Simulated Vascular Stiffness Promotes Alzheimer’s Disease Burden In The Lab
Alzheimer’s disease has a complex and faceted set of disease mechanisms. Although it is typically defined as a disease which affects the neurons of the brain, it has become increasingly apparent that the disease also affects the vasculature of the brain in Alzheimer’s progression.
The ‘dual hit’ hypothesis suggests that damage to the brains vasculature which separates blood blow from the brain tissue (the blood-brain barrier) actually instigates the build-up of toxic proteins and neuronal damage.
It has also been shown that vascular factors such as high blood pressure and other factors which indicate an increased stiffness of arteries are associated with protein deposits, vascular inflammation and damage.

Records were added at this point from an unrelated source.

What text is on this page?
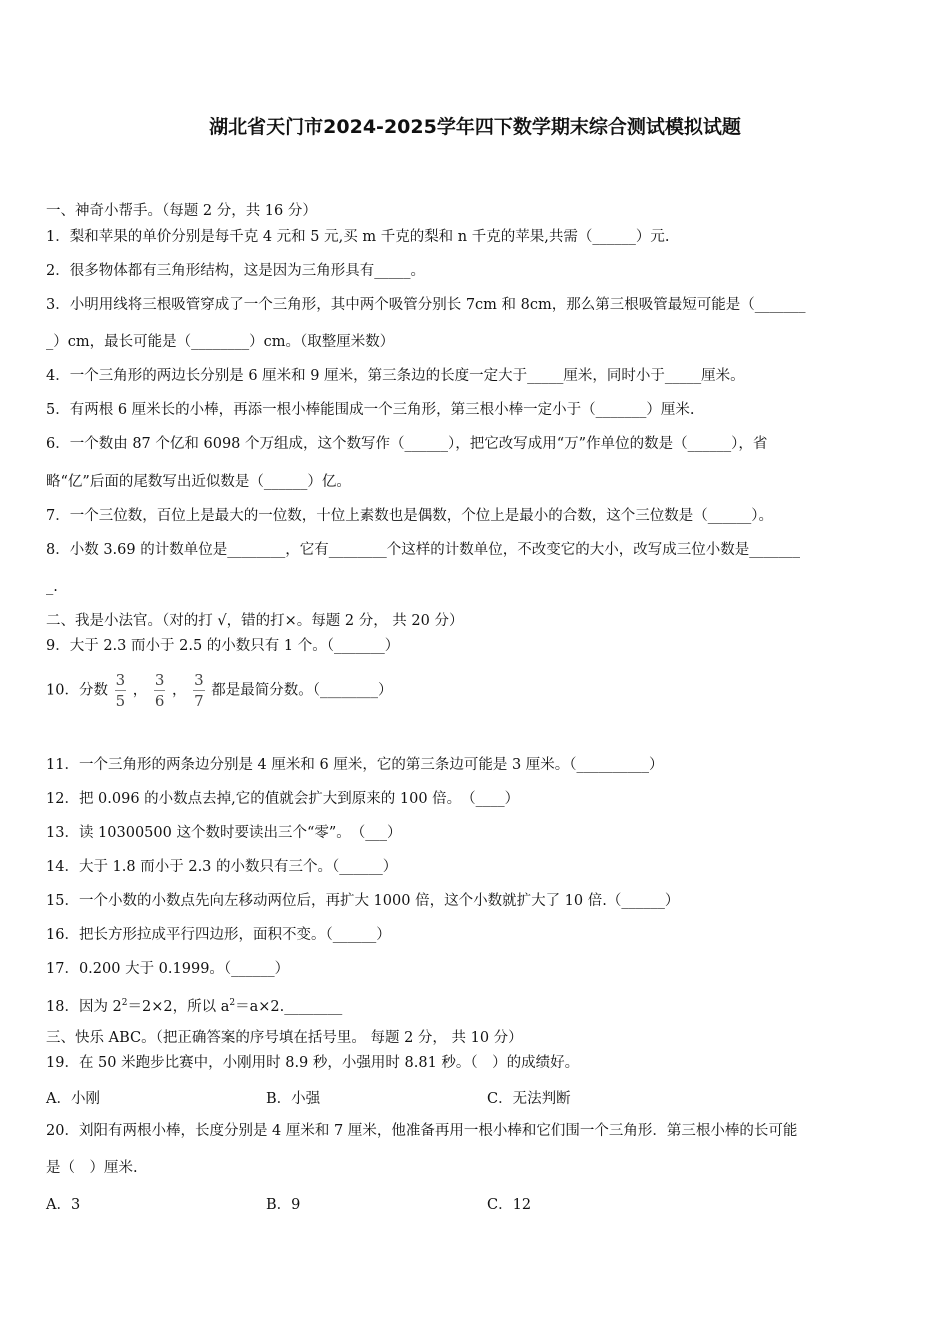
湖北省天门市2024-2025学年四下数学期末综合测试模拟试题
一、神奇小帮手。（每题 2 分，共 16 分）
1．梨和苹果的单价分别是每千克 4 元和 5 元,买 m 千克的梨和 n 千克的苹果,共需（______）元.
2．很多物体都有三角形结构，这是因为三角形具有_____。
3．小明用线将三根吸管穿成了一个三角形，其中两个吸管分别长 7cm 和 8cm，那么第三根吸管最短可能是（_______
_）cm，最长可能是（________）cm。（取整厘米数）
4．一个三角形的两边长分别是 6 厘米和 9 厘米，第三条边的长度一定大于_____厘米，同时小于_____厘米。
5．有两根 6 厘米长的小棒，再添一根小棒能围成一个三角形，第三根小棒一定小于（_______）厘米.
6．一个数由 87 个亿和 6098 个万组成，这个数写作（______），把它改写成用“万”作单位的数是（______），省
略“亿”后面的尾数写出近似数是（______）亿。
7．一个三位数，百位上是最大的一位数，十位上素数也是偶数，个位上是最小的合数，这个三位数是（______）。
8．小数 3.69 的计数单位是________，它有________个这样的计数单位，不改变它的大小，改写成三位小数是_______
_.
二、我是小法官。（对的打 √，错的打×。每题 2 分， 共 20 分）
9．大于 2.3 而小于 2.5 的小数只有 1 个。（_______）
10．分数 $\frac{3}{5}$ ， $\frac{3}{6}$ ， $\frac{3}{7}$ 都是最简分数。（________）
11．一个三角形的两条边分别是 4 厘米和 6 厘米，它的第三条边可能是 3 厘米。（__________）
12．把 0.096 的小数点去掉,它的值就会扩大到原来的 100 倍。　（____）
13．读 10300500 这个数时要读出三个“零”。　（___）
14．大于 1.8 而小于 2.3 的小数只有三个。（______）
15．一个小数的小数点先向左移动两位后，再扩大 1000 倍，这个小数就扩大了 10 倍.（______）
16．把长方形拉成平行四边形，面积不变。（______）
17．0.200 大于 0.1999。（______）
18．因为 $2^2=2\times 2$，所以 $a^2=a\times 2.\_\_\_\_\_\_\_\_$
三、快乐 ABC。（把正确答案的序号填在括号里。 每题 2 分， 共 10 分）
19．在 50 米跑步比赛中，小刚用时 8.9 秒，小强用时 8.81 秒。（　）的成绩好。
A．小刚	B．小强	C．无法判断
20．刘阳有两根小棒，长度分别是 4 厘米和 7 厘米，他准备再用一根小棒和它们围一个三角形．第三根小棒的长可能
是（　）厘米.
A．3	B．9	C．12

This has been investigated in a multi-institute study, where by applying different levels of pulsatile stretch to brain endothelial cells, the research group has managed to mimic the stiffening of brain blood vessels observed in older age.
Dual Hit Hypothesis
The group found that this stiffening of the brain vasculature increased the production of a range of proteins which are responsible for the build-up of amyloid-beta plaques (the characteristic protein hallmark of Alzheimer’s disease), as well as an increase in a vascular inflammatory marker and reduced molecular function of vascular cells.
These results confound the link between vascular dysfunction and neuronal death in Alzheimer’s disease, with the increased production of amyloid beta plaque related proteins observed in this study promoting neuronal death. This supports the ‘dual hit’ hypothesis, where vascular stiffening in old age may promote the increased production of neurotoxic proteins and lead to the characteristic Alzheimer’s disease protein plaque build-up.
The group performed pulsatile stretching for 18 hours at different magnitudes of stretch between 0-15%. To achieve this they used a ShellPa bioreactor system, which is designed to apply mechanical stress to the cells, thereby replicating physical stresses occurring in the body on a cell culture plate in the lab.
The authors have cited a potential limitation of this study to be from the variability of the mechanical system. Additionally, the control cell samples used for each magnitude of stretch (5-15%) weren’t taken from the same cell split passage (number of time cells are split within the lab), potentially introducing further variability.
The authors also state that in spite of these potential variable factors, the data recorded was statistically significant, and they predict that a reduction in variability would only improve the confidence in these results.
Moving forward from this study, these results could be applied in future research, with an increased focus on modulating the vascular stiffness to reduce Alzheimer’s disease onset. In addition, repeats of this study with human cell lines that express mutations seen in late onset Alzheimer’s disease could provide useful information relating to the disease.
Skin cells extracted from Alzheimer’s patients can be reprogrammed to pluripotent stem cells (cells which can be grown into multiple different cell types) and be differentiated into brain vascular cells. This would allow for the analysis of pulsatile stretch on Alzheimer’s patient cells rather than the immortalised cells used in this study.